To prawdziwy przełom. Ukraina będzie atakować Rosjan pociskami o zasięgu 300 kilometrów

2023-05-11 17:46:16(ost. akt: 2023-05-11 17:55:18)

Autor zdjęcia: Copyright © 2007 David Monniaux

Minister obrony Wielkiej Brytanii Ben Wallace potwierdził w czwartek krążące od kilku dni w mediach doniesienia o przekazywaniu Ukrainie pocisków manewrujących Storm Shadow, których zasięg dochodzi do 300 km.
Wallace powiedział w Izbie Gmin, że pociski Storm Shadow "są w drodze albo już są w tym kraju". "Przekazanie tych systemów broni daje Ukrainie najlepszą szansę na obronę przed ciągłą brutalnością Rosji, zwłaszcza przed celowym mierzeniem w ukraińską infrastrukturę cywilną, co jest sprzeczne z prawem międzynarodowym. Ukraina ma prawo być w stanie bronić się przed tym" - oświadczył minister.

W związku z obawami, że przekazanie tych pocisków może spowodować gniewną reakcję ze strony Rosji, szczególnie gdyby wojska ukraińskie zaatakowały nimi cele na terytorium tego kraju, Wallace podkreślił, że będą one używane "na suwerennym terytorium Ukrainy".
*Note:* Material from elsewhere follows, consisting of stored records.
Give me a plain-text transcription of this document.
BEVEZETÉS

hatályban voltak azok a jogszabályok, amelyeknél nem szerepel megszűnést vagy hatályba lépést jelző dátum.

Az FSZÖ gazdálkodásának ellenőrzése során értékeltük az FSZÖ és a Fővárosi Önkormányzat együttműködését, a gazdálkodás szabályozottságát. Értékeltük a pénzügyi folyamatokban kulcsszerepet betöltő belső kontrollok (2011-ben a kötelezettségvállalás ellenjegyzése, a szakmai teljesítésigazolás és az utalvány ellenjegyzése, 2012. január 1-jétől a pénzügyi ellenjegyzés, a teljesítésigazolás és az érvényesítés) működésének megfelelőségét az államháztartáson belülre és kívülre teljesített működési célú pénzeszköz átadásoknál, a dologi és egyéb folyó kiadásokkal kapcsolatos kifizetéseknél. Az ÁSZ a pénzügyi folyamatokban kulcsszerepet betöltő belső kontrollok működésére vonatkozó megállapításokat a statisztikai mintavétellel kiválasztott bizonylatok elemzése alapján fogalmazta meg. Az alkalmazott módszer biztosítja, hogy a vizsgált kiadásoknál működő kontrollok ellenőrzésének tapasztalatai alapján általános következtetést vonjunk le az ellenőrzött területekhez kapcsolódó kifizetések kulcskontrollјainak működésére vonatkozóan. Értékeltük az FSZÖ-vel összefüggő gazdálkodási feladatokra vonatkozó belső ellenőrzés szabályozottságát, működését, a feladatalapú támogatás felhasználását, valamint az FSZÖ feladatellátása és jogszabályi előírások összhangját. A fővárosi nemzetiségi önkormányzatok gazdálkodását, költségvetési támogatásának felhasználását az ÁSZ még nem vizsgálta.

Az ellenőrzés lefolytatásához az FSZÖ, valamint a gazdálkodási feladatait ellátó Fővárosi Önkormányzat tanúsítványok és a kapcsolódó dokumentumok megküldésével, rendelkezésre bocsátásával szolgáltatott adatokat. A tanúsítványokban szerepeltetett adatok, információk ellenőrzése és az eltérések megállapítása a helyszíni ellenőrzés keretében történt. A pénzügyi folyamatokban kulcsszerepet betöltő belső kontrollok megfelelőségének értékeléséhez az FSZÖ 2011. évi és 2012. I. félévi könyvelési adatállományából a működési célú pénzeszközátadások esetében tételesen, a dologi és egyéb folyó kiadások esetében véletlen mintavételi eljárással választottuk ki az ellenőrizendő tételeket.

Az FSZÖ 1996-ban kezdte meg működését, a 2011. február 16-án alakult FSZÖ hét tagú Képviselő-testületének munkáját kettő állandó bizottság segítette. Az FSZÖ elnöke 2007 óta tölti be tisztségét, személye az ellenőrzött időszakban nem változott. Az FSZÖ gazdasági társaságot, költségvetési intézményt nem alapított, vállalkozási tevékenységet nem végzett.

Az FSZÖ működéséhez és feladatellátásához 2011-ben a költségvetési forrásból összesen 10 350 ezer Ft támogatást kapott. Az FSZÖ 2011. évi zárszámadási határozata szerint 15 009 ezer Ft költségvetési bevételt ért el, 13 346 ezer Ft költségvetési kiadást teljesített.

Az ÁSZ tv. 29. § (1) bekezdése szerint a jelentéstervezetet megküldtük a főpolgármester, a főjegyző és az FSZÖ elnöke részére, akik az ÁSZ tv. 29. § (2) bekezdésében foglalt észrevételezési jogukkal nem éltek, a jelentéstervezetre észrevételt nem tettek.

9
Będące brytyjsko-francuską konstrukcją, produkowane przez koncern zbrojeniowy MBDA pociski manewrujące Storm Shadow mają zdecydowanie większy zasięg niż jakiekolwiek inne zachodnie pociski przekazane do tej pory Ukrainie. Według specyfikacji producenta ich maksymalny zasięg to 560 km, choć w wersji eksportowej jest to między 250 a 300 km. Dla porównania przekazane Ukrainie amerykańskie systemy HIMARS mają zasięg ok. 80 km.

Wallace nie ujawniał szczegółów dotyczących możliwości Storm Shadow, ale zwrócił uwagę, że nie wystarczą one jeszcze do zniwelowania rosyjskiej przewagi. "Ta broń da Ukrainie nowe możliwości, członkowie (Izby Gmin) powinni zauważyć, że te systemy nie są nawet w tej samej lidze, co rosyjski hipersoniczny pocisk AS-24 Killjoy lub nawet pocisk manewrujący Kalibr o zasięgu ponad 2000 kilometrów, mniej więcej siedem razy większym niż pocisk Storm Shadow" - powiedział.

O tym, że Wielka Brytania planuje przekazać Ukrainie pociski Storm Shadow informowały od początku tego tygodnia media amerykańskie.